Hemofilie - de stollingscascade

Dimitri lijdt net als zijn twee jaar jongere tweelingbroers aan hemofilie. Daardoor duurt het bij hen heel lang voor een bloeding stolt. De familie ontdekte het een tiental jaar geleden. Dimitri: ‘Mijn broer moest een operatie ondergaan aan zijn mond en de wonde bleef heel lang nabloeden. Drie jaar eerder had mijn grootvader ontdekt dat hij hemofilie had. Toen ging er een belletje rinkelen.'

Mama Gina Van der Schueren: ‘Mijn vier kinderen zijn toen getest. Sofie, Dimitri's tweelingzus, had het gen niet overgeërfd, maar de drie jongens wel. We probeerden het nieuws van meet af aan te relativeren. Het was immers een milde vorm, waarvan ze tot dan toe weinig last hadden gehad. Dimitri deed op dat moment al karate en de jongsten speelden voetbal. Onze hematoloog in het UZA, dr. Gadisseur, heeft ze nooit aangemaand daarmee te stoppen. Er is medicatie die jullie in staat stelt een normaal leven te leiden, dus maak er gebruik van, is zijn redenering. Intussen volgen al mijn kinderen trouwens sportkot.'

We doen het zelf wel

Dimitri: "We moeten alleen een inspuiting krijgen bij een kwetsuur, of preventief. Op school en op de spoedafdeling van het plaatselijke ziekenhuis ligt er ten allen tijde een dosis klaar. Preventief inspuiten doe ik alleen voor een karatetornooi, drie keer per jaar. Omdat je dan geen bescherming draagt, is de kans op een blessure groot. De eerste jaren gingen we voor een inspuiting altijd naar het ziekenhuis. Intussen zijn we echter allemaal langsgeweest bij Marry, de stollingsverpleegkundige van het UZA, om het prikken aan te leren. Nu kan de hele familie het zelf".

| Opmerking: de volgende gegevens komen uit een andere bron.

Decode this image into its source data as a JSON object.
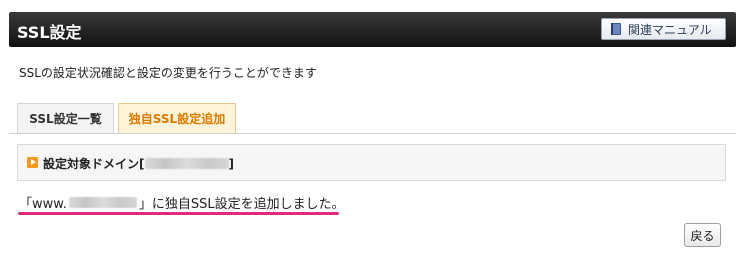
{
  "header": {
    "title": "SSL設定",
    "manual_button": {
      "label": "関連マニュアル",
      "icon": "book-icon"
    }
  },
  "description": "SSLの設定状況確認と設定の変更を行うことができます",
  "tabs": [
    {
      "label": "SSL設定一覧",
      "active": false
    },
    {
      "label": "独自SSL設定追加",
      "active": true
    }
  ],
  "panel": {
    "prefix": "設定対象ドメイン[",
    "suffix": "]"
  },
  "result": {
    "open": "「www.",
    "close": "」に独自SSL設定を追加しました。"
  },
  "back_button": {
    "label": "戻る"
  },
  "colors": {
    "accent_orange": "#e07a00",
    "underline_pink": "#e02a7a",
    "header_bg": "#1a1a1a"
  }
}
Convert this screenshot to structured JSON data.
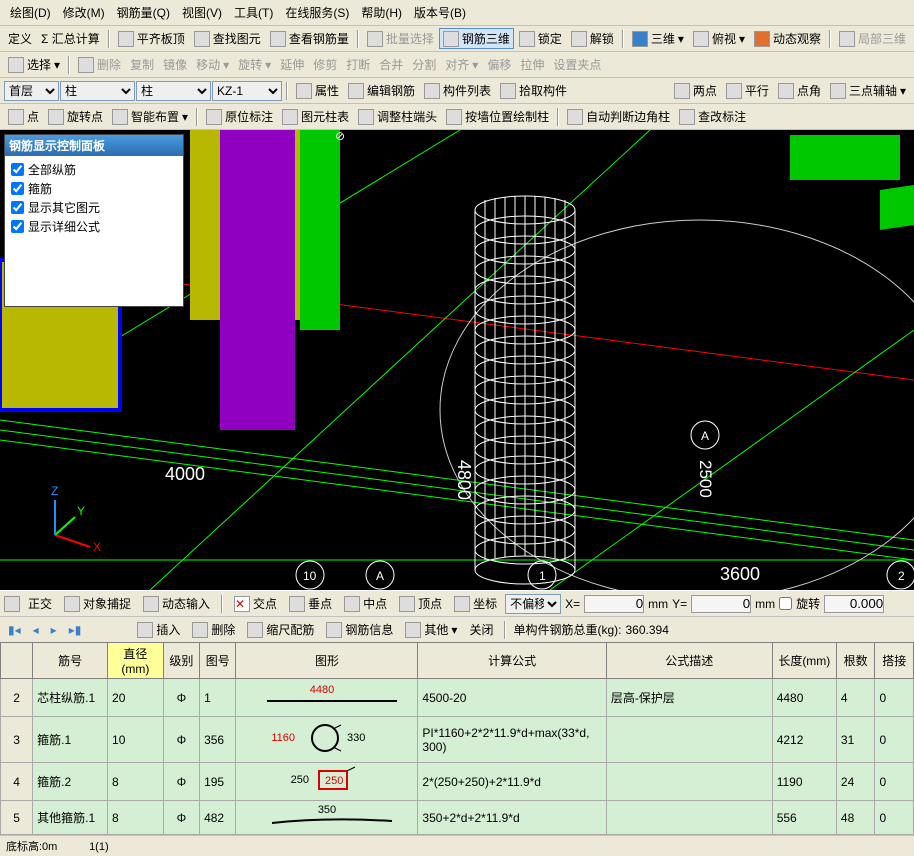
{
  "menu": [
    "绘图(D)",
    "修改(M)",
    "钢筋量(Q)",
    "视图(V)",
    "工具(T)",
    "在线服务(S)",
    "帮助(H)",
    "版本号(B)"
  ],
  "tb1": {
    "define": "定义",
    "sum": "Σ 汇总计算",
    "flat": "平齐板顶",
    "find": "查找图元",
    "viewbar": "查看钢筋量",
    "batch": "批量选择",
    "tri": "钢筋三维",
    "lock": "锁定",
    "unlock": "解锁",
    "threed": "三维",
    "perspective": "俯视",
    "dyn": "动态观察",
    "partial": "局部三维"
  },
  "tb2": {
    "select": "选择",
    "del": "删除",
    "copy": "复制",
    "mirror": "镜像",
    "move": "移动",
    "rotate": "旋转",
    "extend": "延伸",
    "trim": "修剪",
    "break": "打断",
    "merge": "合并",
    "split": "分割",
    "align": "对齐",
    "offset": "偏移",
    "stretch": "拉伸",
    "anchor": "设置夹点"
  },
  "tb3": {
    "floor": "首层",
    "cat1": "柱",
    "cat2": "柱",
    "item": "KZ-1",
    "attr": "属性",
    "editbar": "编辑钢筋",
    "memberlist": "构件列表",
    "pick": "拾取构件",
    "two": "两点",
    "parallel": "平行",
    "angle": "点角",
    "three": "三点辅轴"
  },
  "tb4": {
    "point": "点",
    "rotpt": "旋转点",
    "smart": "智能布置",
    "ip": "原位标注",
    "legend": "图元柱表",
    "adjcol": "调整柱端头",
    "drawbypos": "按墙位置绘制柱",
    "autotrim": "自动判断边角柱",
    "chkdim": "查改标注"
  },
  "panel": {
    "title": "钢筋显示控制面板",
    "items": [
      "全部纵筋",
      "箍筋",
      "显示其它图元",
      "显示详细公式"
    ]
  },
  "dims": {
    "d4000": "4000",
    "d4800": "4800",
    "d2500": "2500",
    "d3600": "3600"
  },
  "marks": {
    "a10": "10",
    "aA": "A",
    "a1": "1",
    "a2": "2"
  },
  "status": {
    "regular": "正交",
    "snap": "对象捕捉",
    "dynin": "动态输入",
    "cross": "交点",
    "perp": "垂点",
    "mid": "中点",
    "top": "顶点",
    "coord": "坐标",
    "noshift": "不偏移",
    "x": "X=",
    "y": "Y=",
    "xval": "0",
    "yval": "0",
    "mm": "mm",
    "rot": "旋转",
    "rotval": "0.000"
  },
  "nav": {
    "insert": "插入",
    "delete": "删除",
    "scale": "缩尺配筋",
    "info": "钢筋信息",
    "other": "其他",
    "close": "关闭",
    "total_label": "单构件钢筋总重(kg):",
    "total": "360.394"
  },
  "cols": [
    "",
    "筋号",
    "直径(mm)",
    "级别",
    "图号",
    "图形",
    "计算公式",
    "公式描述",
    "长度(mm)",
    "根数",
    "搭接"
  ],
  "rows": [
    {
      "n": "2",
      "id": "芯柱纵筋.1",
      "dia": "20",
      "lvl": "Φ",
      "fig": "1",
      "shape_a": "4480",
      "shape_b": "",
      "calc": "4500-20",
      "desc": "层高-保护层",
      "len": "4480",
      "cnt": "4",
      "lap": "0"
    },
    {
      "n": "3",
      "id": "箍筋.1",
      "dia": "10",
      "lvl": "Φ",
      "fig": "356",
      "shape_a": "1160",
      "shape_b": "330",
      "calc": "PI*1160+2*2*11.9*d+max(33*d, 300)",
      "desc": "",
      "len": "4212",
      "cnt": "31",
      "lap": "0"
    },
    {
      "n": "4",
      "id": "箍筋.2",
      "dia": "8",
      "lvl": "Φ",
      "fig": "195",
      "shape_a": "250",
      "shape_b": "250",
      "calc": "2*(250+250)+2*11.9*d",
      "desc": "",
      "len": "1190",
      "cnt": "24",
      "lap": "0"
    },
    {
      "n": "5",
      "id": "其他箍筋.1",
      "dia": "8",
      "lvl": "Φ",
      "fig": "482",
      "shape_a": "350",
      "shape_b": "",
      "calc": "350+2*d+2*11.9*d",
      "desc": "",
      "len": "556",
      "cnt": "48",
      "lap": "0"
    }
  ],
  "footer": {
    "base": "底标高:0m",
    "count": "1(1)"
  }
}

"Eigenlijk hebben we nog nooit echt grote problemen gehad. Al zijn er al bange momenten geweest. Tijdens een karatetornooi in Bulgarije kwetste ik mijn been. We hebben toen onze zelf meegebrachte medicatie toegediend, maar dat volstond niet. In het plaatselijke ziekenhuis bleek niemand vertrouwd met hemofilie en wilden ze mijn gezwollen been zelfs amputeren! Ik ben dan maar met flink wat pijnstillers het vliegtuig opgestapt en van de luchthaven recht naar het ziekenhuis gereden".